I did not understand 80% of what you said...

That's a bad ratio. Let me explain:

You increment each digit in the inner loop.

You increment every digit unconditionally in the inner loop and wrap it if necessary. That means that your enumeration increments all digits in lockstep, yielding output such as 00, 11, 22, 00, 11, 2, ...

You can either increment the last digit continuously (and calculate the carry) until the first digiit wraps (think odometer) ...

You can start with an array of all zeros. Print it. Increment the last digit. Check for overflow and if it overflows, set it to zero and increment the next digit, and so on. If the leftmost digit overflows, stop your enumeration. That's how an odometer (the mile/km counter) in a car works:

void printnum(int dig[], int n)
{
    static const char *digit = "0123456789abcdefghijklmnopqrstuvwxyz";

    while (n--) putchar(digit[dig[n]]);
    putchar('\n');
}

int enumerate(int base, int n)
{
    int dig[100] = {0};
    int count = 0;

    for (;;) {
        int i = 0;

        while (i < n && dig[i] == base) {
            dig[i++] = 0;
            dig[i]++;
        }
        if (i == n) break;

        printnum(dig, n);

        dig[0]++;
        count++;
    }

    return count;
}

or you can print i with the usual code to print integer of a cerian base for each pass.

Your enumeration yields base^n numbers. (You probably shouldn't calculate this power with the floating-point function pow, though.) You can loop over all these numbers as you do in your code and then print out the number in the given base. The usual approach, of which you can find zillions of examples here on SO, is to fill an array from the right with the remainders of subsequent divisions by base until the number is zero. Here, you want all digits printed, so you should do the division n times, regardless of the zero numerator.
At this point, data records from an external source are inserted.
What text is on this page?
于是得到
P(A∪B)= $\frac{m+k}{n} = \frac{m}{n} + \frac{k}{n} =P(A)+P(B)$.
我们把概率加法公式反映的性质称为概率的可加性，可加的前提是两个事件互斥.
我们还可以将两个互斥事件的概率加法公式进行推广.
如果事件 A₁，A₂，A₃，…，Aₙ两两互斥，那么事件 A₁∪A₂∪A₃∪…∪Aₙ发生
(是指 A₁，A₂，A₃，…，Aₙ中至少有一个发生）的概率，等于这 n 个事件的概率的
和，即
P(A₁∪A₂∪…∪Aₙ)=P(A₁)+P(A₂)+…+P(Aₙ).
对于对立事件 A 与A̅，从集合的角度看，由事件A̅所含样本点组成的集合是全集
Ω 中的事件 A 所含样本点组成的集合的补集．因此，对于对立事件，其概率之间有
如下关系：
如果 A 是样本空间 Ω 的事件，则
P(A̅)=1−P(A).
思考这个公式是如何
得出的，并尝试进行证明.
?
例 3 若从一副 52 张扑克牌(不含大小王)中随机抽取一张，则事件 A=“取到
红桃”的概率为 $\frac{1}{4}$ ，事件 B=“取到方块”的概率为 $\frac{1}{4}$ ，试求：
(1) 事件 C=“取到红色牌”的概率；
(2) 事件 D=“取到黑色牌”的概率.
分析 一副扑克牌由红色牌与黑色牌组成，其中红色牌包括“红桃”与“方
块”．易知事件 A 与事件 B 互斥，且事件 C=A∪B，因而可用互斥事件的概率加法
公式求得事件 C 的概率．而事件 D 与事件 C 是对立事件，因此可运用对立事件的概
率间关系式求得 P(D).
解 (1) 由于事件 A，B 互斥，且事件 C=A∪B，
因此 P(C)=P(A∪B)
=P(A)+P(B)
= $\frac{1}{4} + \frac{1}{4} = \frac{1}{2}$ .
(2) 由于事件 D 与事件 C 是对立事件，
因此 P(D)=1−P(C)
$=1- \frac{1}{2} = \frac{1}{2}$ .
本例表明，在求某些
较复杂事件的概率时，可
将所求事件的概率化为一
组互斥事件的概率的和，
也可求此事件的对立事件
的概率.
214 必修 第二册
int enumerate(int base, int n)
{
    int max = 1;
    int i;

    for (i = 0; i < n; i++) max *= base;

    for (i = 0; i < max; i++) {
        int buf[n];

        int j = i;
        int m;

        for (m = 0; m < n; m++) {
            buf[m] = j % base;
            j /= base;
        }

        printnum(buf, n);        
    }

    return max;
}

There are even more ways to solve this. Hours of fun!